Avocate persane-londonnienne, militante des droits humains
Shirin Ebadi est une lauréate iranienne du prix Nobel, avocate, écrivaine, enseignante et ancienne juge, ainsi que fondatrice du Centre pour la défense des droits humains en Iran. En 2003, Ebadi a reçu le prix Nobel de la paix pour ses efforts pionniers en faveur de la démocratie et des droits des femmes, des enfants et des réfugiés. Elle a été la première femme musulmane et la première Iranienne à recevoir ce prix.
Elle vit en exil à Londres depuis 2009.
Voici 5 faits que vous ne saviez probablement pas sur Shirin :
- Début de carrière dans la magistrature iranienne : Avant de devenir une militante renommée des droits humains, Shirin Ebadi a commencé sa carrière en tant que juge en Iran, devenant la première juge féminine du pays en 1975.
- Première lauréate iranienne du prix Nobel : Shirin Ebadi a marqué l'histoire en 2003 en devenant la première femme iranienne et musulmane à recevoir le prix Nobel de la paix pour ses efforts courageux en faveur des droits humains.
- Plaidoyer pour les droits des Baha'is : Malgré les risques personnels, Ebadi a été une avocate vocale des droits de la communauté baha'ie en Iran, mettant en lumière leur situation et condamnant la discrimination à leur égard.
- Exil temporaire : En raison de son activisme et de ses critiques envers le gouvernement iranien, Ebadi a fait face à des persécutions et a été contrainte à un exil temporaire au Royaume-Uni, où elle a poursuivi son travail de militante.
- Contributions en tant qu'auteure et universitaire : Au-delà de son activisme, Shirin Ebadi est une auteure prolifique et a contribué au discours académique. Ses ouvrages incluent des livres sur les droits humains, l'islam et ses expériences en tant que militante.
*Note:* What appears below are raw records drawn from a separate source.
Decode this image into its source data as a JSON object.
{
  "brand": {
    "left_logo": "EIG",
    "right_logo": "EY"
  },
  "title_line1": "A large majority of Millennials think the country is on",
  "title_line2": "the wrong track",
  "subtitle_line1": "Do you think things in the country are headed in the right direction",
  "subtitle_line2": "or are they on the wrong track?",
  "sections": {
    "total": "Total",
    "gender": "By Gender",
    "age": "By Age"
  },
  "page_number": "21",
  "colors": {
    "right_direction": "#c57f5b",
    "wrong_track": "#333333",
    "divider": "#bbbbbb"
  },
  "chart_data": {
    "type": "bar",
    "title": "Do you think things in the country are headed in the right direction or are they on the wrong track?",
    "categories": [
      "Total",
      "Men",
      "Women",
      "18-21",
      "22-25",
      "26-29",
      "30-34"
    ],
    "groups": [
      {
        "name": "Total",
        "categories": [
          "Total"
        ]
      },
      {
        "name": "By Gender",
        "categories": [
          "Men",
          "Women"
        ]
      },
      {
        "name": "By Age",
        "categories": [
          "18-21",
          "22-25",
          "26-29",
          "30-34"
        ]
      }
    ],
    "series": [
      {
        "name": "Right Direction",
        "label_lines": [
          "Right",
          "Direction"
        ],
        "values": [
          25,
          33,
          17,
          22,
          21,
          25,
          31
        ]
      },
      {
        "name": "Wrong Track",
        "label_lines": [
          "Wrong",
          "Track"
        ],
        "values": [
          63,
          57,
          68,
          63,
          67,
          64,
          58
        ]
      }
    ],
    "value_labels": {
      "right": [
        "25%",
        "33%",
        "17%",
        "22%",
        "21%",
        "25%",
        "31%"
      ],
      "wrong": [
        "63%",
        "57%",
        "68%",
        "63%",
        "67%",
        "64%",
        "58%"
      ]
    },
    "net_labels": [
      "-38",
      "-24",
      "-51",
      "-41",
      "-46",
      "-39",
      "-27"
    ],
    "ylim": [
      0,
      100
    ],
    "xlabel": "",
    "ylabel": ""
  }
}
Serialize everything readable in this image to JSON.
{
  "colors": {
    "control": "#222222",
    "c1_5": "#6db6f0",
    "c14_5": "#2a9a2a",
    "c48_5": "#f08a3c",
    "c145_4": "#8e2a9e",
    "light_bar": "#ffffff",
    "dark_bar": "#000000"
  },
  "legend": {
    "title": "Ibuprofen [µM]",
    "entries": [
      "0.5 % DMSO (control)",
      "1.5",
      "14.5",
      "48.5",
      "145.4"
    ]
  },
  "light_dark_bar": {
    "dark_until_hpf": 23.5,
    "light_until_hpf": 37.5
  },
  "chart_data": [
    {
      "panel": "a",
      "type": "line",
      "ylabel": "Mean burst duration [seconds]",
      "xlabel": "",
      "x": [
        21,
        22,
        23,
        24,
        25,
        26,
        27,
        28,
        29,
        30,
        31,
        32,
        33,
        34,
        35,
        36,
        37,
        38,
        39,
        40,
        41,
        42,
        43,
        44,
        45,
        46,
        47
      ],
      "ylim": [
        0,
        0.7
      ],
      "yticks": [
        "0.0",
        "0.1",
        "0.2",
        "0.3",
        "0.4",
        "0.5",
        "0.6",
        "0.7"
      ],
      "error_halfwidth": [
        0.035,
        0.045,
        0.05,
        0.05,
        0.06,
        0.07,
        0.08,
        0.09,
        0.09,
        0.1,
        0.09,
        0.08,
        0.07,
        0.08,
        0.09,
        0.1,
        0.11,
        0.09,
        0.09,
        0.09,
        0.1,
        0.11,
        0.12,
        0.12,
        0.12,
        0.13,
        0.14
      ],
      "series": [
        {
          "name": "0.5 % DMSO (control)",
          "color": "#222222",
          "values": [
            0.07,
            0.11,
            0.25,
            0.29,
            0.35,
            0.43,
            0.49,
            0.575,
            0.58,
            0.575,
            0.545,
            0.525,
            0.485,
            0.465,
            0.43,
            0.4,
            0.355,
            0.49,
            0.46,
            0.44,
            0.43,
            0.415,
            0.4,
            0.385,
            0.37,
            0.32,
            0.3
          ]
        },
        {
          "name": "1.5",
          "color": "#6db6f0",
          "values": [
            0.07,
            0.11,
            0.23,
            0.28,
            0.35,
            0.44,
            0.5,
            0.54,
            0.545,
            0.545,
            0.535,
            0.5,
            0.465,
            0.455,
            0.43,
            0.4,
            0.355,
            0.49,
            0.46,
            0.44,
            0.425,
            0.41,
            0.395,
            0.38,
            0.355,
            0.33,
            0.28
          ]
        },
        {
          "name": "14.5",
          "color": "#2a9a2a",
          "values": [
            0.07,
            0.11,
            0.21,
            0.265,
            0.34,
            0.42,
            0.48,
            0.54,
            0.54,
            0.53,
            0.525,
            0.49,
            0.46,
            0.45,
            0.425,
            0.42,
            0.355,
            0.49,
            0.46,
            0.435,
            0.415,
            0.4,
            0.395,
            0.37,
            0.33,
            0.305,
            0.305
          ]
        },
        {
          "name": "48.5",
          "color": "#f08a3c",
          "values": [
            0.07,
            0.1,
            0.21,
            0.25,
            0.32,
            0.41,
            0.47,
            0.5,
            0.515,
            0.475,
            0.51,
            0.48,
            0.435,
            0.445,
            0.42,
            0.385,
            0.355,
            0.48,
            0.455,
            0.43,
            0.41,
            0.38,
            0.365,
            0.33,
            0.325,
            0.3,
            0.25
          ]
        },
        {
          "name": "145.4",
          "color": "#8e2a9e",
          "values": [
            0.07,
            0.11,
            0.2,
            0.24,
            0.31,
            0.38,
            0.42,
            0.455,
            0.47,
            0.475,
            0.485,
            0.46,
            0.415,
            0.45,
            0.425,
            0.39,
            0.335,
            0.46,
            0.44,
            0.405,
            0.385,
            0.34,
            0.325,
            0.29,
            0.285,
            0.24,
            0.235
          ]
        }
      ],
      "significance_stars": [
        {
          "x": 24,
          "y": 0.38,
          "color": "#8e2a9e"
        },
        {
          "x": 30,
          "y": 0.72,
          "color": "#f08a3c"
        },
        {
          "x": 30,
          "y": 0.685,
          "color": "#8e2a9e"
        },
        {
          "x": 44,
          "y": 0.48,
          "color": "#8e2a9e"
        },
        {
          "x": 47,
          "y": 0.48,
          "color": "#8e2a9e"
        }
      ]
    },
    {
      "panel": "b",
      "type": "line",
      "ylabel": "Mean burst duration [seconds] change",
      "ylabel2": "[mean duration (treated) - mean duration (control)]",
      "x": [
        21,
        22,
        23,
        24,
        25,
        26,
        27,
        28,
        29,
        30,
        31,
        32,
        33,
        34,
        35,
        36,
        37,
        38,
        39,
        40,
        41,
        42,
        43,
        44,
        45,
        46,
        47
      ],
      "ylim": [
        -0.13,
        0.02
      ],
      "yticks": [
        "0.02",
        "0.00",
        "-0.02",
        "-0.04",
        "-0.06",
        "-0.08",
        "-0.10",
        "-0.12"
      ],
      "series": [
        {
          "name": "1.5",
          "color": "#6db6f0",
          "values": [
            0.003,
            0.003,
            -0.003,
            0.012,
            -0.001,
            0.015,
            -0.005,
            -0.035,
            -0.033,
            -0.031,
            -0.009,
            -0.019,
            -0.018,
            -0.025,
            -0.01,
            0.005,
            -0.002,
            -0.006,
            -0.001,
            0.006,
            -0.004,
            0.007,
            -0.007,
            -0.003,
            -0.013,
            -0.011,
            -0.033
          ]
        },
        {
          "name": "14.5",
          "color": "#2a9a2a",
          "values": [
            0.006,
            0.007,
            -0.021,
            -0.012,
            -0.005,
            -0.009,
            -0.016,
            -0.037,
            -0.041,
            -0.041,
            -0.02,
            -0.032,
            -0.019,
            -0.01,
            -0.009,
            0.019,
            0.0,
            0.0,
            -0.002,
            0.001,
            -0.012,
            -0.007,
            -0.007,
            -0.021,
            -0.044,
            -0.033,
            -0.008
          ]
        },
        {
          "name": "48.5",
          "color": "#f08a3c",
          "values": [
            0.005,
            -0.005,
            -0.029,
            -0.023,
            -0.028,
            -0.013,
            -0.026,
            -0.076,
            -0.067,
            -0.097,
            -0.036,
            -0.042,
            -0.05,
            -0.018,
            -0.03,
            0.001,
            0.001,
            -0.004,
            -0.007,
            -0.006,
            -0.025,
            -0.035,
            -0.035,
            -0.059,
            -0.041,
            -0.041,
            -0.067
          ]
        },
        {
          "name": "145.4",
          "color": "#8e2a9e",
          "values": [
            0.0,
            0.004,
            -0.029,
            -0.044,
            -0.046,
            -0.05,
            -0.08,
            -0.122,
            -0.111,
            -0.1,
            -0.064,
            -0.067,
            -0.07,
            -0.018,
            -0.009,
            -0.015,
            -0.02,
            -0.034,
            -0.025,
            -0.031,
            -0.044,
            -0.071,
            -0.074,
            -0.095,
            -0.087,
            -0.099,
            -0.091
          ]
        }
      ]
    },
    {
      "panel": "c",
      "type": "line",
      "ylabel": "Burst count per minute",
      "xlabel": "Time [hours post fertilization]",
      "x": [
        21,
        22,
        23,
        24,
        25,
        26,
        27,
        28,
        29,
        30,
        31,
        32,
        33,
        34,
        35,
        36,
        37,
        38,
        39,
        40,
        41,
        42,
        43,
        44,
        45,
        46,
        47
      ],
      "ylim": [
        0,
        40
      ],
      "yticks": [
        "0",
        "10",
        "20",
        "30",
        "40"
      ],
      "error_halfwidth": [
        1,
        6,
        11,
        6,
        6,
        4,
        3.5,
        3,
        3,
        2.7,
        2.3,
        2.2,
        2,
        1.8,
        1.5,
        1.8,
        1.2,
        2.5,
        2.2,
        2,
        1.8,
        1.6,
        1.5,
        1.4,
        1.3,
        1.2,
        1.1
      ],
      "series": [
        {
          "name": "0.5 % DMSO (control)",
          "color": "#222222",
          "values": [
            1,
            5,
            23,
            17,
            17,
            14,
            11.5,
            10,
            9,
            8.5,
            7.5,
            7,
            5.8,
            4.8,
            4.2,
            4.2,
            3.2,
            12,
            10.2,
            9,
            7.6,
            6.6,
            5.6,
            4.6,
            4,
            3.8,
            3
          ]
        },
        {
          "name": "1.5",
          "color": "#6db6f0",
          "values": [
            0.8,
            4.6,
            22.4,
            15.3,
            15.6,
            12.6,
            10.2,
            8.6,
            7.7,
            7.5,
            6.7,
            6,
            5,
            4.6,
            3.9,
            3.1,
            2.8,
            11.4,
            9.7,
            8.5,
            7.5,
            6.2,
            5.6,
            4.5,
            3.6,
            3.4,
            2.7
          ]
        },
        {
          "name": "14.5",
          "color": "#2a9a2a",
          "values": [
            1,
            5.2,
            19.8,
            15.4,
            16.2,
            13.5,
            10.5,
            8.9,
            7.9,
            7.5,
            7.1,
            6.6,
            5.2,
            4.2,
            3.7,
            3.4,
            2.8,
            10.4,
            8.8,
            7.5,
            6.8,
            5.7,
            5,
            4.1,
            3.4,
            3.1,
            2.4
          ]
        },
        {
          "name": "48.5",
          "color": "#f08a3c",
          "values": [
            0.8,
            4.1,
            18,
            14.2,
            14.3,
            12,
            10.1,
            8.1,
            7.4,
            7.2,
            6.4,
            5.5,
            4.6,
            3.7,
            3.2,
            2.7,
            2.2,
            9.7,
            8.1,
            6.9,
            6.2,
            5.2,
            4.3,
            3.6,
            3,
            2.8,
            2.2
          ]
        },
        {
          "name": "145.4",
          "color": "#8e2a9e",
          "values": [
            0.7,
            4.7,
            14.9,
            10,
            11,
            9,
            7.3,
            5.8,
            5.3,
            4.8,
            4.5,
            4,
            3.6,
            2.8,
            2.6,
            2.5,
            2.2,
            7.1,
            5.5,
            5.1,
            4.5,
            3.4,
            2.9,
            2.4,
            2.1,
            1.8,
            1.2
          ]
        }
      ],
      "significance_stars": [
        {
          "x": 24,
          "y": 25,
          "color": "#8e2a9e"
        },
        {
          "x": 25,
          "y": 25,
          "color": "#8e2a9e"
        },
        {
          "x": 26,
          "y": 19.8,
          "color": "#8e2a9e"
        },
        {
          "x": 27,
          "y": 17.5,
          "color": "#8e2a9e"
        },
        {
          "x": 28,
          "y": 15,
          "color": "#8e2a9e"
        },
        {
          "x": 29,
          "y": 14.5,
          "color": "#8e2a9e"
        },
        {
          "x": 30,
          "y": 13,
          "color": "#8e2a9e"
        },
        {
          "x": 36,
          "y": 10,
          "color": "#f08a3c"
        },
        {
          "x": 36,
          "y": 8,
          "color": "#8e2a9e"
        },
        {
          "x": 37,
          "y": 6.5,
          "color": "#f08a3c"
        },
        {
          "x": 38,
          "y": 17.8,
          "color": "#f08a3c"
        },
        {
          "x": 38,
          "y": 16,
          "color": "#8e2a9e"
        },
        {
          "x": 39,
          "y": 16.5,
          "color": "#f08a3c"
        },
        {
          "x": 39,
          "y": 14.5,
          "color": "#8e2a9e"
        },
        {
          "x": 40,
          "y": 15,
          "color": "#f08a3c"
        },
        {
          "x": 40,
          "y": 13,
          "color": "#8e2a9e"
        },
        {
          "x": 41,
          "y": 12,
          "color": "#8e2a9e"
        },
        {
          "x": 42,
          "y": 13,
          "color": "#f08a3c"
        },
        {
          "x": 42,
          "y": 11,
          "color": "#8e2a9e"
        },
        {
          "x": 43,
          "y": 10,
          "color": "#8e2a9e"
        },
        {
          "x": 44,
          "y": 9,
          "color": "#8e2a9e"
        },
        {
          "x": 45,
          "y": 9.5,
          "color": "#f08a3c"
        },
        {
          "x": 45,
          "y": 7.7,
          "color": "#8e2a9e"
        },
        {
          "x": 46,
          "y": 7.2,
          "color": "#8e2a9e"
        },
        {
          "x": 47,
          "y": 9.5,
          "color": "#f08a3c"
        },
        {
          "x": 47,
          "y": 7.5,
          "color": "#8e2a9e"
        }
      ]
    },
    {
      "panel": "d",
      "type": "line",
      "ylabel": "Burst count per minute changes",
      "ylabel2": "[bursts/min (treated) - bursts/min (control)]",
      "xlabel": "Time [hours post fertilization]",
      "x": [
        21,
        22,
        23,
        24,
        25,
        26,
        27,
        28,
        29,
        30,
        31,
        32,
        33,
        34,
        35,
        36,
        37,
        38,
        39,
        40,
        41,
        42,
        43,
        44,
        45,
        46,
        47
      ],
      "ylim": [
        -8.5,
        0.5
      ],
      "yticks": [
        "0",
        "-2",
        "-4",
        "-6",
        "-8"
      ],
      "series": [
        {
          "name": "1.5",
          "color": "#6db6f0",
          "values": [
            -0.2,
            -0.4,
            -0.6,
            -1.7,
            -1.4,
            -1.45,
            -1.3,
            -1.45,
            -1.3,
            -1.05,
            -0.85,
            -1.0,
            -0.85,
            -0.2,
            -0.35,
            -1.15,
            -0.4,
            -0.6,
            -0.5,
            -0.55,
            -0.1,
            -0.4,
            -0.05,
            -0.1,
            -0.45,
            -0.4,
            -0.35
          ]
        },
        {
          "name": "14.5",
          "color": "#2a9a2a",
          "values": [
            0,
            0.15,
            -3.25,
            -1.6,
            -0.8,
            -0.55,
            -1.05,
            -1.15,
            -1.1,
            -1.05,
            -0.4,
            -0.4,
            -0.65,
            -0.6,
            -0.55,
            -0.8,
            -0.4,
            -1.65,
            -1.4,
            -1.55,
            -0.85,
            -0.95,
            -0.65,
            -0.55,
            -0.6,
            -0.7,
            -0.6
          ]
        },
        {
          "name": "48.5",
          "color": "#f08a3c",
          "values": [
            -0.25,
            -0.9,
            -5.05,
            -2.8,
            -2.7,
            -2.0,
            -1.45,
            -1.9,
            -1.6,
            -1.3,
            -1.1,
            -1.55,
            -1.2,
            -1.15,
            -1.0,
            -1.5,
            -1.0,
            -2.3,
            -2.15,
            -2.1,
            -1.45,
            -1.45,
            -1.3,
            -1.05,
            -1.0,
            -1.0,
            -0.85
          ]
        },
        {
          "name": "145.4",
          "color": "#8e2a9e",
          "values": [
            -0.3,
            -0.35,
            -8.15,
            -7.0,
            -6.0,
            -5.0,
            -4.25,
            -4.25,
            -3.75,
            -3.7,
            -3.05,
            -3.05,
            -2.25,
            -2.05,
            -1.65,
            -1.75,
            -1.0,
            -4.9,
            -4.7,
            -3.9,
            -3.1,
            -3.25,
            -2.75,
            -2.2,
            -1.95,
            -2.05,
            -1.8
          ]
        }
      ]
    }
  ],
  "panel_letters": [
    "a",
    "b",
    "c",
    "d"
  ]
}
Vie et débuts de sa carrière de juge
Ebadi est née à Hamadan dans une famille persane éduquée. Son père, Mohammad Ali Ebadi, était le notaire en chef de la ville et professeur de droit commercial. Sa mère, Minu Yamini, était une femme au foyer. Quand elle était nourrisson, sa famille a déménagé à Téhéran. Avant d'obtenir un diplôme en droit de l'Université de Téhéran, Ebadi a fréquenté les écoles Anoshiravn Dadgar et Reza Shah Kabir.

Elle a été admise au département de droit de l'Université de Téhéran en 1965 et a obtenu son diplôme en 1969 ; à la fin de ses études, elle a réussi les examens de qualification pour devenir juge. Après une période de stage de six mois, elle est devenue officiellement juge en mars 1969. Elle a poursuivi ses études à l'Université de Téhéran pour poursuivre un doctorat en droit ; en 1971, l'un de ses professeurs était Mahmoud Shehabi Khorassani. En 1975, elle est devenue la première présidente femme du tribunal municipal de Téhéran et y a servi jusqu'à la Révolution iranienne. Elle a été l'une des premières juges femmes en Iran.
Comme ses demandes ont été répétées rejetées, Ebadi n'a pu exercer en tant qu'avocate qu'en 1993, bien qu'elle ait déjà un permis de cabinet juridique. Elle a utilisé ce temps libre pour écrire des livres et de nombreux articles dans des périodiques iraniens.
Ebadi en tant qu'avocate
À partir de 2004, Ebadi enseignait le droit à l'Université de Téhéran tout en exerçant le droit en Iran. Elle est une militante pour le renforcement du statut juridique des enfants et des femmes, ce dernier ayant joué un rôle clé dans l'élection présidentielle écrasante de mai 1997 du réformiste Mohammad Khatami.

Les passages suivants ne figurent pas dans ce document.